The Assumption That Nearly Led Astray
The assistant made a significant incorrect assumption earlier in the session: that the PCE path was the likely culprit. This was reasonable given the recent changes to constraint system initialization, but it turned out to be wrong. The 100% failure rate with PCE disabled conclusively disproved this hypothesis. The assistant's willingness to test this assumption empirically — by deploying a configuration change to the remote host and waiting for a proof to complete — was the right debugging discipline.

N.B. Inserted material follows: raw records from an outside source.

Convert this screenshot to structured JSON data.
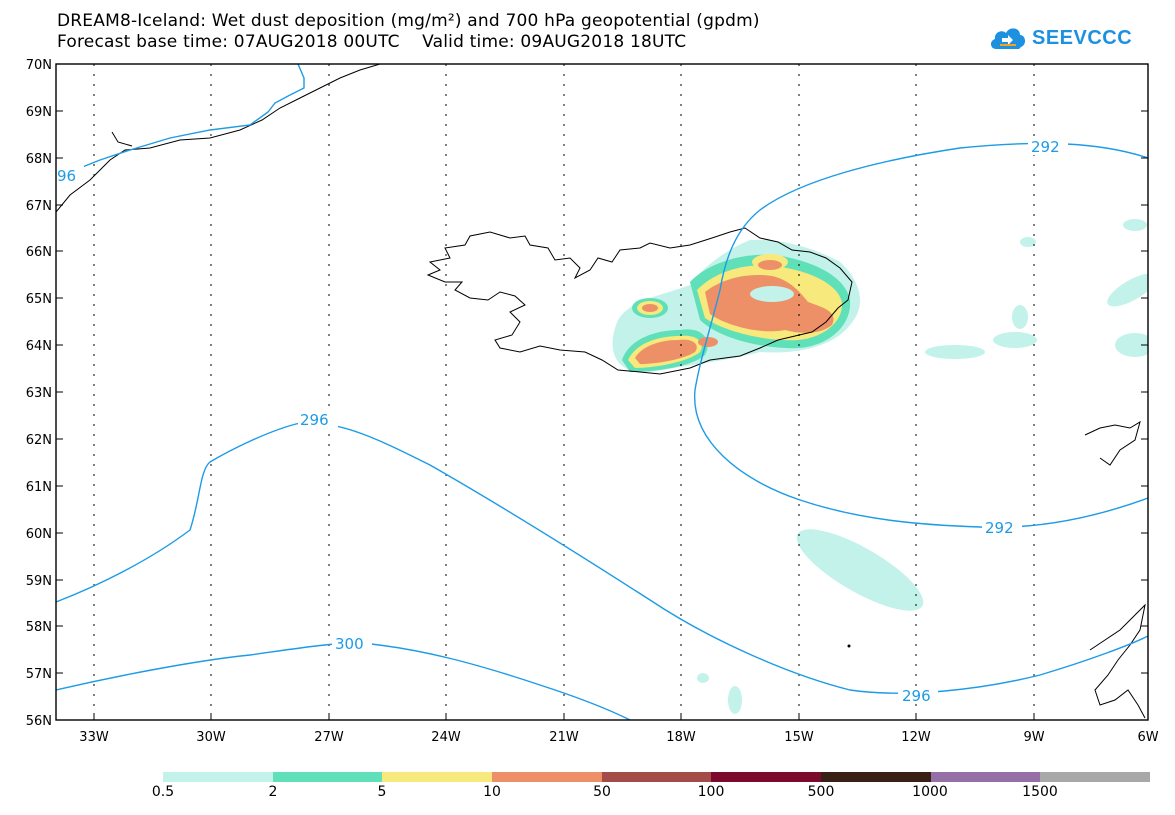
{
  "header": {
    "title_line1": "DREAM8-Iceland: Wet dust deposition (mg/m²) and 700 hPa geopotential (gpdm)",
    "title_line2": "Forecast base time: 07AUG2018 00UTC    Valid time: 09AUG2018 18UTC"
  },
  "logo": {
    "text": "SEEVCCC",
    "icon": "cloud-icon"
  },
  "map": {
    "lat_labels": [
      "70N",
      "69N",
      "68N",
      "67N",
      "66N",
      "65N",
      "64N",
      "63N",
      "62N",
      "61N",
      "60N",
      "59N",
      "58N",
      "57N",
      "56N"
    ],
    "lon_labels": [
      "33W",
      "30W",
      "27W",
      "24W",
      "21W",
      "18W",
      "15W",
      "12W",
      "9W",
      "6W"
    ],
    "contour_labels": [
      "96",
      "292",
      "292",
      "296",
      "296",
      "300"
    ]
  },
  "legend": {
    "colors": [
      "#c3f2ea",
      "#5fe0b8",
      "#f7e97c",
      "#ed9068",
      "#a34c48",
      "#7c0a2c",
      "#382014",
      "#9470a6",
      "#a8a8a8"
    ],
    "labels": [
      "0.5",
      "2",
      "5",
      "10",
      "50",
      "100",
      "500",
      "1000",
      "1500"
    ]
  }
}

A subtler assumption was that the CUDA_VISIBLE_DEVICES race was the primary mechanism of failure. While the race is real and problematic, the deeper issue turned out to be that select_gpu(0) always picks GPU 0 regardless of the environment variable, making the mutex-per-GPU design fundamentally broken for the num_circuits=1 case. The race condition is a symptom, not the root cause.
The Thinking Process
The assistant's reasoning in this portion of the session follows a clear arc: observe the failure (100% invalid proofs), form a hypothesis (PCE corruption), test it (disable PCE), discard it when falsified, then follow the user's clue (only one GPU active) into the GPU selection code. Each read call peels back another layer: first the Rust engine code that calls set_var, then the C++ CUDA kernel that calls select_gpu, then the sppark utility that initializes the GPU list, and finally the FFI wrapper that bridges the two worlds. Message 296 is the last of these reads — the assistant is verifying that the C++ API doesn't accept a GPU ordinal parameter, confirming that the fix must be on the Rust side.
The Fix That Followed
The correct fix, which the assistant implemented in the subsequent chunk, was to use a single shared mutex for all workers when num_circuits=1 (the partitioned proof case). Since the C++ code internally serializes all GPU work to the same physical GPU 0, a single mutex provides the necessary mutual exclusion. This was applied via an edit to engine.rs and deployed to the remote host.
Message 296, in isolation, is just a file read. But in context, it is the moment when the assistant confirmed the architecture of the GPU selection mechanism and solidified the understanding that led to the correct fix. It is a testament to the value of reading the source code — not just the code you wrote, but the code you depend on.